April 30th: St. Matthias’ and the Monarchy

St. Matthias’ was officially founded as a mission of St. George’s, Place du Canada, in 1873, which means our community is 150 this year! For the next 12 months, we’ll be diving into the archives to shine the spotlight on particularly interesting parts of our history. This is the first of a multi-part series on anniversary services at St. Matthias’. This week, we cover the first service in the new building and the celebration of the building’s 50th anniversary.

The service bulletin for a 1953 service celebrating Elizabeth II’s coronation – in advance!

As Defender of the Faith and Supreme Governor of the Church of England, Queen Victoria was the highest authority to which the new congregation of St. Matthias’ owed allegiance. In fact, if St. Matthias’ had been founded about twenty years earlier, it would have had an even more direct line to the monarchy, since the Church of England in the Dominion of Canada was only granted autonomy as an ecclesiastical province in the 1850s. Next week, when Charles III is coronated, he will take up the mantle of Defender and Governor of Anglicanism almost everywhere it manifests itself. Even though the Anglican Church of Canada has considered itself distinct from the Church of England since the 1950s, Charles will still be the most powerful person in our church, unless Parliament says otherwise. But St. Matthias’ has some more direct monarchical – and monarchist! – history

On Trinity Sunday 1953, all Anglican churches around the world were instructed to host services celebrating the upcoming coronation of Elizabeth II. To ensure that everyone was celebrating the same thing, as by then the Anglican Church of Canada was using its own prayerbook, the Queen’s own publishing house produced a hefty little booklet outlining the appropriate order for Morning Prayer, Eucharist, and Evening Prayer, as well as suggestions for suitable hymns. Our archives don’t say which services St. Matthias’ hosted, although we can hazard a guess at all three.

We do, however, have a bulletin for a Service of Thanksgiving celebrating 10 years of Elizabeth’s reign. It is fascinating to read how Matthians, and presumably other Anglicans on that same Sunday, went through the various steps of the ordination with the kind of ritual remembrance we usually reserve for the Eucharist. As your humble historian has advanced degrees in the study of religion, they cannot help but note how the retracing of Elizabeth’s steps in the three stages of coronation had the effect of deepening her footprints, and thereby reinforcing Elizabeth’s sovereignty over the gathered congregation.

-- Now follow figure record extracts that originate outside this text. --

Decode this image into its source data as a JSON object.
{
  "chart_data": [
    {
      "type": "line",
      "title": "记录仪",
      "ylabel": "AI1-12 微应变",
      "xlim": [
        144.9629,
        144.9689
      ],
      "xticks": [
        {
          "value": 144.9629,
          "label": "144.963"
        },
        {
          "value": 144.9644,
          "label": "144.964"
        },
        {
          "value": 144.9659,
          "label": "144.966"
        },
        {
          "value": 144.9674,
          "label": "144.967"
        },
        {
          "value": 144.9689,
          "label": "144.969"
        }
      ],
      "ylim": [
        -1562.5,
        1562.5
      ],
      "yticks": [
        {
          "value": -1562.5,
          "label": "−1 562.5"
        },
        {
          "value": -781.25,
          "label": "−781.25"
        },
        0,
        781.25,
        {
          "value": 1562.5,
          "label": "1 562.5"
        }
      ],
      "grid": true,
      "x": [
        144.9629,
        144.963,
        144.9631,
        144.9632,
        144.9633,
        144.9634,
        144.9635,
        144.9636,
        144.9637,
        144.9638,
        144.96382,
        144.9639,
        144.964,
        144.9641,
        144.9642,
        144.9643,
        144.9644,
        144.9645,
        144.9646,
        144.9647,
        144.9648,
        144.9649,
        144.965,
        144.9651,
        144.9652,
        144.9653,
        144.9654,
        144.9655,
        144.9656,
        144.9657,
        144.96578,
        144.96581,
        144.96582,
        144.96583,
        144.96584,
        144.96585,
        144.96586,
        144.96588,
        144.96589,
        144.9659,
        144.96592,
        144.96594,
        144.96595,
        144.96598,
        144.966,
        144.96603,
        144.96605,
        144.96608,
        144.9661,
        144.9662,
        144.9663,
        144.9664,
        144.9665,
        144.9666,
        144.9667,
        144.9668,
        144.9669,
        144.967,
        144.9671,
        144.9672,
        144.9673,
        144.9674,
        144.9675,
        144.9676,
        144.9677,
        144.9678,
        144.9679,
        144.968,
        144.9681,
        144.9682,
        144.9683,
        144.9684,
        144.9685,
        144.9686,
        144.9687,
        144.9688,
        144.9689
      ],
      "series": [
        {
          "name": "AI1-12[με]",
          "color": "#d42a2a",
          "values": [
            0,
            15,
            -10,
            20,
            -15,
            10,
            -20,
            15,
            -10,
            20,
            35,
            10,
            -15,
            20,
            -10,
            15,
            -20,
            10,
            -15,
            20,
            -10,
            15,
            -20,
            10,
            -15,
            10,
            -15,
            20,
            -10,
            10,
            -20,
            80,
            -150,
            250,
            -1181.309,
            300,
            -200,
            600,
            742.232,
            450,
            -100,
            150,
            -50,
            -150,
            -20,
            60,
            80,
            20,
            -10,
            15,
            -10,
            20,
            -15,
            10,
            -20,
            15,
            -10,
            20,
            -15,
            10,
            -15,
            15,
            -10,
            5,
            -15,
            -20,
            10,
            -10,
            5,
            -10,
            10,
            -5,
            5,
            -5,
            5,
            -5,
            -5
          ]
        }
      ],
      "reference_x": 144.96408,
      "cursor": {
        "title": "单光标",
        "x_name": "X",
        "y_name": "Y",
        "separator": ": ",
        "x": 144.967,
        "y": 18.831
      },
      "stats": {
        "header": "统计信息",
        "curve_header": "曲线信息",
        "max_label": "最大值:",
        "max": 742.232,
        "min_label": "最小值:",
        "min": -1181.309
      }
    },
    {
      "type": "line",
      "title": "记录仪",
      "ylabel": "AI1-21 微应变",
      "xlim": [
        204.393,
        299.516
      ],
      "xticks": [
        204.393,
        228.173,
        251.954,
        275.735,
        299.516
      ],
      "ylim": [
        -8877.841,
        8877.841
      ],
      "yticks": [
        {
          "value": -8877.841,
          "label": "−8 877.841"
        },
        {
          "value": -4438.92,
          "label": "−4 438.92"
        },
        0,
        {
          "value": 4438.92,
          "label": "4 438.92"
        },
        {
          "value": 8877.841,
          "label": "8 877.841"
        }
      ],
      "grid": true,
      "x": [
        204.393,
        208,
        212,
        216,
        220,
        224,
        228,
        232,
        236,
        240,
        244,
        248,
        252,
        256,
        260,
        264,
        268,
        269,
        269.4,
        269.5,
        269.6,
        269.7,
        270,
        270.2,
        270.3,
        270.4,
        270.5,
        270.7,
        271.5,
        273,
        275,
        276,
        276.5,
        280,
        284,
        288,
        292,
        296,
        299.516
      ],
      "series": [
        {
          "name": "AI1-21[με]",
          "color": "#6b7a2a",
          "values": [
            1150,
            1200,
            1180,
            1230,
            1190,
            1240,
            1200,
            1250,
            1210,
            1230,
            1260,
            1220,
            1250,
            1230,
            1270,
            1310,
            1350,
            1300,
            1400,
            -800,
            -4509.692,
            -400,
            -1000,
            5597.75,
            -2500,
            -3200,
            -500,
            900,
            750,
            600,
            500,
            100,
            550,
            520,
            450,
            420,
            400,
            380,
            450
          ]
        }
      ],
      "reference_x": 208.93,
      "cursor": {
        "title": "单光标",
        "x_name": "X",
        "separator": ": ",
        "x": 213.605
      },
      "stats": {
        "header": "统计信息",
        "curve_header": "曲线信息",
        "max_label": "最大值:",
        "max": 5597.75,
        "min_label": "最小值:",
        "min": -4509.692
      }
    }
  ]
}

In effect, while the Queen never set physical foot in St. Matthias’ (although her sister, Princess Margaret, did attend St. Matthias’ in October 1967), her spiritual presence was very much here.

But after the 10th anniversary of her coronation, the reinscribing of Elizabeth’s power in the church seems to have no longer been performed by St. Matthias’ itself. Instead, we see the appearance in 1977 of the Monarchist League of Canada (Montreal Branch), which had only come into being in 1970. Their choice of St. Matthias’ for Quebec’s televised celebration of the Queen’s Silver Jubilee Celebration is a secret our archives do not contain, but we can hazard a guess that as Quebec’s most prominently Anglophone area, Westmount was a logical destination. Beyond this general guess, though, we do know that there were deep (and sometimes unsavoury) connections between Westmount institutions and the Monarchist League – for which the Chancel Guild rejoiced, as it gave them an opportunity to spruce up some altar linens to better show off the church on television.

The Monarchist League came back at least thrice more; our archives have bulletins from their services in 1978 and 1979, and a regular bulletin from 1981 points to the following Sunday as a Monarchist League service. It is unclear when or why they stopped hosting services here; certainly the League itself continues to have a strong presence in Canadian society and politics. A bill before Parliament this spring would change Charles III’s Canadian titles to eliminate “Defender of the Faith,” and given the Monarchist League’s past political actions, we might expect them to take up arms to defend Charles’ status as Canadian Anglicanism’s most prominent authority.